Wat zijn galzouten?
Galzouten worden in de lever geproduceerd door gespecialiseerde cellen, hepatocyten genaamd, en bevatten ongeveer 10 procent gal. Het zijn geïoniseerde galzuren, een vorm die ze actiever maakt bij de vetvertering. Zodra ze geïoniseerd zijn, hebben de galzoutmoleculen een zijde die hydrofiel is - waterminnend - en een andere die hydrofoob is - waterhaat. Hierdoor kunnen de moleculen vetdruppeltjes in de dunne darm omringen en voorkomen dat ze samenklonteren om grote vetbolletjes te vormen. Als er geen galzouten waren, zouden vetten het lichaam grotendeels onverteerd passeren.
Eenmaal geproduceerd, stromen galzouten door de galwegen in de lever naar het gemeenschappelijke galkanaal dat de lever, de galblaas en de dunne darm verbindt. Vanaf hier stromen ze ofwel in de darmen of worden ze opgeslagen in de galblaas, afhankelijk van in welk stadium het spijsverteringsproces zich bevindt. Wanneer voedsel aanwezig is in de darmen, stroomt gal door een sfincter tussen het galkanaal en de darmen om te helpen in de vertering van vetten. Als er geen voedsel in de darmen is, wordt de gal opgeslagen en geconcentreerd in de galblaas.
De primaire functie van galzouten is het emulgeren van vetten in de dunne darm. Galzouten handelen op dezelfde manier als wasmiddelen en vetten uit voedingsmiddelen in kleinere deeltjes. Ze omringen elke vetdruppel met de hydrofobe zijde naar het vetdeeltje gericht. Deze actie van het breken van vetten in kleine deeltjes vergroot het totale oppervlak van de te verteren vetten. De vetdeeltjes zijn meer beschikbaar voor de enzymen die hun spijsvertering zullen voltooien.
Nadat de gal in de darmen is gebruikt, worden de meeste galzouten opnieuw opgenomen. Ze worden teruggebracht naar de lever en opnieuw verwerkt tot nieuwe zouten. Onderzoek heeft aangetoond dat galzouten niet alleen helpen bij de vertering van vetten, maar ook als hormonen. Deze hormonen spelen een rol bij de regulatie van cholesterol in het lichaam. Een andere rol van galzouten helpt bij de juiste vertering en opname van de in vet oplosbare vitamines - vitamine A, D, E en K.

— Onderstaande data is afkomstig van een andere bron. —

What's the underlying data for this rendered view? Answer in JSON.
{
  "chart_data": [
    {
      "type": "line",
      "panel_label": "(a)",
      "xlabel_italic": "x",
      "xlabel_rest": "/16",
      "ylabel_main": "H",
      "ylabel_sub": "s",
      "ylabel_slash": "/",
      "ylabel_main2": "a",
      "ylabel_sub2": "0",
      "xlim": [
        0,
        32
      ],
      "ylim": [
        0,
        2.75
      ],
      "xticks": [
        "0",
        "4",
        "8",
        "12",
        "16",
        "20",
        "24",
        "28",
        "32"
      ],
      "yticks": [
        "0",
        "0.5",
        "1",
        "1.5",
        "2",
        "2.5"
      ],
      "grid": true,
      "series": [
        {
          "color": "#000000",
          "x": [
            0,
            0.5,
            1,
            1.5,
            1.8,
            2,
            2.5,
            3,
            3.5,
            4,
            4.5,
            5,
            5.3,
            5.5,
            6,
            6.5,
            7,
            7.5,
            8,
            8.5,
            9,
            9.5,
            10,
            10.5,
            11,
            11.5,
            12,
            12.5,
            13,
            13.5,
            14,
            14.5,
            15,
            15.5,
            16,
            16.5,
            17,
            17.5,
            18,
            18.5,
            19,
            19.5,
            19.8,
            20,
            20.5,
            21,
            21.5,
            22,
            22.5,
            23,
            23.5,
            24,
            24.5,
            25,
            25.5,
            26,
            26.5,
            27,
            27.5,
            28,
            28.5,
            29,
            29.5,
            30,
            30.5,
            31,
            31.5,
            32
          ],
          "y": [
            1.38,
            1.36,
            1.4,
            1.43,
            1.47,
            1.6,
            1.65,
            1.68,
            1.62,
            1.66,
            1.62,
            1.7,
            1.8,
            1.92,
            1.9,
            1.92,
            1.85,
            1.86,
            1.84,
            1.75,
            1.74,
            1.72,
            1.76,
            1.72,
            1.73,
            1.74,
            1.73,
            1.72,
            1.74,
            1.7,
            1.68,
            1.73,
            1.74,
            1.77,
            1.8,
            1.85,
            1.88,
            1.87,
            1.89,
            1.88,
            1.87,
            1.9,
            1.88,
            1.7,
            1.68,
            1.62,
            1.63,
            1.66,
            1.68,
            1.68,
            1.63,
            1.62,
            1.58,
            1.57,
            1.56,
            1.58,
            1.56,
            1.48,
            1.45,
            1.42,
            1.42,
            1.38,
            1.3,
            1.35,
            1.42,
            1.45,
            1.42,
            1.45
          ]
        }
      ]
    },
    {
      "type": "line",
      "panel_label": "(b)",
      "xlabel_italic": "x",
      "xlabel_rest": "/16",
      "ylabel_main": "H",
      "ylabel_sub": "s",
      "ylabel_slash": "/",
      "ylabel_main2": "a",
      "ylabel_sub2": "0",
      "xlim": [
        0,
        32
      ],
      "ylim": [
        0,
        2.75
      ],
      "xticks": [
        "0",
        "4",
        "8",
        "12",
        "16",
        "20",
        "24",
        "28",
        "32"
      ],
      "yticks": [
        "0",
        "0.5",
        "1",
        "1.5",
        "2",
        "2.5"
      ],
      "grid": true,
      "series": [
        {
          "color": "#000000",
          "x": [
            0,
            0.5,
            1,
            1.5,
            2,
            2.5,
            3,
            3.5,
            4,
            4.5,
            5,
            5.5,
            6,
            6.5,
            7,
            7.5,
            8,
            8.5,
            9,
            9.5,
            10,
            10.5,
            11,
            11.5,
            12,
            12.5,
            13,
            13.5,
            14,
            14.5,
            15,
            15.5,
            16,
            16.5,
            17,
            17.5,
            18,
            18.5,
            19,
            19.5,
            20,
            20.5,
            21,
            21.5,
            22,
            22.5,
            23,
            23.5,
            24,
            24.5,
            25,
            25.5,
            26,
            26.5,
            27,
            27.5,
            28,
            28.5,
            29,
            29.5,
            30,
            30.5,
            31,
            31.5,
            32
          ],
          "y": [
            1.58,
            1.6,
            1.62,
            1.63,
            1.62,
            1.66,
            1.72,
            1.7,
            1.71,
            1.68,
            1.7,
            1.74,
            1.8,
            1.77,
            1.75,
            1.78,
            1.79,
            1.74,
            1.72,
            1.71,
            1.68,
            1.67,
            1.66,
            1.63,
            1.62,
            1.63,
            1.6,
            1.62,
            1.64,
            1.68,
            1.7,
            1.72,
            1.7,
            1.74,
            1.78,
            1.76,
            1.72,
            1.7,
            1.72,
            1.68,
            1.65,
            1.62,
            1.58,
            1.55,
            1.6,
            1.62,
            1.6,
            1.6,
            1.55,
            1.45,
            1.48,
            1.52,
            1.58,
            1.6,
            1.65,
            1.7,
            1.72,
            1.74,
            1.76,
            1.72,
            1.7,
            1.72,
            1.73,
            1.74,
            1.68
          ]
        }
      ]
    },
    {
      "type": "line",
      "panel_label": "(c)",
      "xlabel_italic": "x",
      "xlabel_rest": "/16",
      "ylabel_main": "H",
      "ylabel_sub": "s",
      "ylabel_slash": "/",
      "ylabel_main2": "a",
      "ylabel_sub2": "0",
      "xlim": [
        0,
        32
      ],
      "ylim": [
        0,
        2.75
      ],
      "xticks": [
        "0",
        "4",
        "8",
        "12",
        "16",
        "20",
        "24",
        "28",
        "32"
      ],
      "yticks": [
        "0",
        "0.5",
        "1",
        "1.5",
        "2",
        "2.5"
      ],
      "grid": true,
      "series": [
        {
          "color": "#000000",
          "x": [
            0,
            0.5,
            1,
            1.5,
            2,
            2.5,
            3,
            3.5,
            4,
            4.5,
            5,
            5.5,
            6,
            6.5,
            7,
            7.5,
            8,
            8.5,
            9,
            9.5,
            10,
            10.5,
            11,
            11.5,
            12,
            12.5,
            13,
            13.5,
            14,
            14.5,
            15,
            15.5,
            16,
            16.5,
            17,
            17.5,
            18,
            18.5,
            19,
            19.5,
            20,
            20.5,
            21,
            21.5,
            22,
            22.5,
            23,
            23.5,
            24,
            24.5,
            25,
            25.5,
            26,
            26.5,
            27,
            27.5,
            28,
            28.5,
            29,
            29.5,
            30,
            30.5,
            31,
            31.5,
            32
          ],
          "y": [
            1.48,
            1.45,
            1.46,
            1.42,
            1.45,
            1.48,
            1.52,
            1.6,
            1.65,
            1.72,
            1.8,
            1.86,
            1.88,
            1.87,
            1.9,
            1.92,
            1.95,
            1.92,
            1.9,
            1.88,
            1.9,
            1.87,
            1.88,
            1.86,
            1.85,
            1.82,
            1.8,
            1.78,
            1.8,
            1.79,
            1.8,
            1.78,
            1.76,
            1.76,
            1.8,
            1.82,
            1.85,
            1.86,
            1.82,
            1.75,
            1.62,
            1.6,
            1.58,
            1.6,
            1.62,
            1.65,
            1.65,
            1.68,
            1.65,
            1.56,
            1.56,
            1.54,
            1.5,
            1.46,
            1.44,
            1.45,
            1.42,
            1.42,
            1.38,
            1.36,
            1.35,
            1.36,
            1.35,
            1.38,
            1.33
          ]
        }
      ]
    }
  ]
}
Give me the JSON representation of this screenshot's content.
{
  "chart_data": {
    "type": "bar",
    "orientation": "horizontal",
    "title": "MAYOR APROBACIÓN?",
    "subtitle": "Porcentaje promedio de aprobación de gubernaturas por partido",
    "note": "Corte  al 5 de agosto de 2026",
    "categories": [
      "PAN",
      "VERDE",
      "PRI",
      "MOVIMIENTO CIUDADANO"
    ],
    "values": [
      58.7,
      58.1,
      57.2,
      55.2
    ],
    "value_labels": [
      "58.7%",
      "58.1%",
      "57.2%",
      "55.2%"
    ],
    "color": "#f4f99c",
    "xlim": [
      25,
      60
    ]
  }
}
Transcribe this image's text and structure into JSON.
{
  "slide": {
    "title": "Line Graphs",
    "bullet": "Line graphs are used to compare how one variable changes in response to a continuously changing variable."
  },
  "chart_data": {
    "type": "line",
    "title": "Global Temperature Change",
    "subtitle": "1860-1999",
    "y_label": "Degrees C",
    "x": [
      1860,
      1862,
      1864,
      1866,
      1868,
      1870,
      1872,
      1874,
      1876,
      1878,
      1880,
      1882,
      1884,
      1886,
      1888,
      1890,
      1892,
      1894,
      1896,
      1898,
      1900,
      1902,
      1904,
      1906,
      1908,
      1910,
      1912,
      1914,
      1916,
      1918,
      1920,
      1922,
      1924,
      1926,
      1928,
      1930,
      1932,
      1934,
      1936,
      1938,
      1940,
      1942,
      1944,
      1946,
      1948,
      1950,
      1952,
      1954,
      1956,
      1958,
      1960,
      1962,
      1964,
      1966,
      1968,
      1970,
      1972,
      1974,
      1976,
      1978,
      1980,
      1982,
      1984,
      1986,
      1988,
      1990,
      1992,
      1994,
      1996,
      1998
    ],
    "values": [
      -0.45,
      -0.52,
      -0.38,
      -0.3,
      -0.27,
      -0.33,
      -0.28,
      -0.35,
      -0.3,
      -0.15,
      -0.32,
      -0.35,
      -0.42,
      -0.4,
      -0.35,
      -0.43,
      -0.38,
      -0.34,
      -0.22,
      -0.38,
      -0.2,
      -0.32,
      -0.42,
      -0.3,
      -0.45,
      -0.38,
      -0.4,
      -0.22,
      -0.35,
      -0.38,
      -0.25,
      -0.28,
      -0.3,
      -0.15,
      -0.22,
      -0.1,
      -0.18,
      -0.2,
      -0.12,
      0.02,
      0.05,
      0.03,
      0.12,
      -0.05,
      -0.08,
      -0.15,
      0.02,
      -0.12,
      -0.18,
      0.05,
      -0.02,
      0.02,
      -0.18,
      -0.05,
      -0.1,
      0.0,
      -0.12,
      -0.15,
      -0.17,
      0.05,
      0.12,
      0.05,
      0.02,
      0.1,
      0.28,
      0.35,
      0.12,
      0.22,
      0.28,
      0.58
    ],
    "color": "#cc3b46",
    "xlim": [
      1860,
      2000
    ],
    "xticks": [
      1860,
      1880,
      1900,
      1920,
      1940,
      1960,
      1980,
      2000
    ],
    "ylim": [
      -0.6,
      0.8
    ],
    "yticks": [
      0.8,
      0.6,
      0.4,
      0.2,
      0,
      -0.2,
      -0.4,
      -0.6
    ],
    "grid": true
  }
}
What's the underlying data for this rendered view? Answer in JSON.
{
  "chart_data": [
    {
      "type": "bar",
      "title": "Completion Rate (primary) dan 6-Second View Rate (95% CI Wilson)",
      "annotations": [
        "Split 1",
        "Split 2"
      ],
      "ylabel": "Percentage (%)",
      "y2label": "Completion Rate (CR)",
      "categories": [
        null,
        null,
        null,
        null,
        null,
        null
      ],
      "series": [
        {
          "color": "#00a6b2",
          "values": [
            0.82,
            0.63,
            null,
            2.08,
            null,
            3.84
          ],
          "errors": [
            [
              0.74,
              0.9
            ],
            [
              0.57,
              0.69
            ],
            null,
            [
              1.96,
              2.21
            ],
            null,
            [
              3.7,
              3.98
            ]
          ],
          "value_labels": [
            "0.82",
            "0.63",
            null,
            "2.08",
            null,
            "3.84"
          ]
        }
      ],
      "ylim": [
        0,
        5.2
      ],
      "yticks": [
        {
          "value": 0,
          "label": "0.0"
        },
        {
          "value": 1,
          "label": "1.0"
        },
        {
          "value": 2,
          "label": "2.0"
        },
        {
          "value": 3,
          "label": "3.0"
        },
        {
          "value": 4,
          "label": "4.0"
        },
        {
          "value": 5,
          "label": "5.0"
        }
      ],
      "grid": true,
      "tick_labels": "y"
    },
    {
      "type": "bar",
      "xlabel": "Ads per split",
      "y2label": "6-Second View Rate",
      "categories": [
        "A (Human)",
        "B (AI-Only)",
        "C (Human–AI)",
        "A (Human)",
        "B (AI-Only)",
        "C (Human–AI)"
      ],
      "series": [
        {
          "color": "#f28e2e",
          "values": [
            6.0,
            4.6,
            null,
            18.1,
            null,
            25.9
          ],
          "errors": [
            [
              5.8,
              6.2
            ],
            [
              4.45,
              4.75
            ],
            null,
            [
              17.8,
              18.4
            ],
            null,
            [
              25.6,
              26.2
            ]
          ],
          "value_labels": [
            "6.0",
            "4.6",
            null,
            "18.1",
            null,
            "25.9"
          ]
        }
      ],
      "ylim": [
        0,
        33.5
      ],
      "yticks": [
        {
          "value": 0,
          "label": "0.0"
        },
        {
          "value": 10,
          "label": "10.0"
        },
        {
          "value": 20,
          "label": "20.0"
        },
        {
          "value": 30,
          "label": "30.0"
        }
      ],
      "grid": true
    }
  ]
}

Mensen bij wie de galblaas is verwijderd, hebben niet langer de site waar gal wordt opgeslagen, geconcentreerd en beschikbaar wordt gesteld voor de spijsvertering. De lever scheidt nog steeds gal af, maar zonder de galblaas kunnen normale spijsverteringsprocessen worden verstoord. Er kan af en toe een overmaat aan darmgal zijn of bij anderen onvoldoende. Galzoutsupplementen kunnen bij de maaltijd worden ingenomen om de spijsvertering van gezonde vetten te bevorderen; een gebrek aan gal kan constipatie veroorzaken.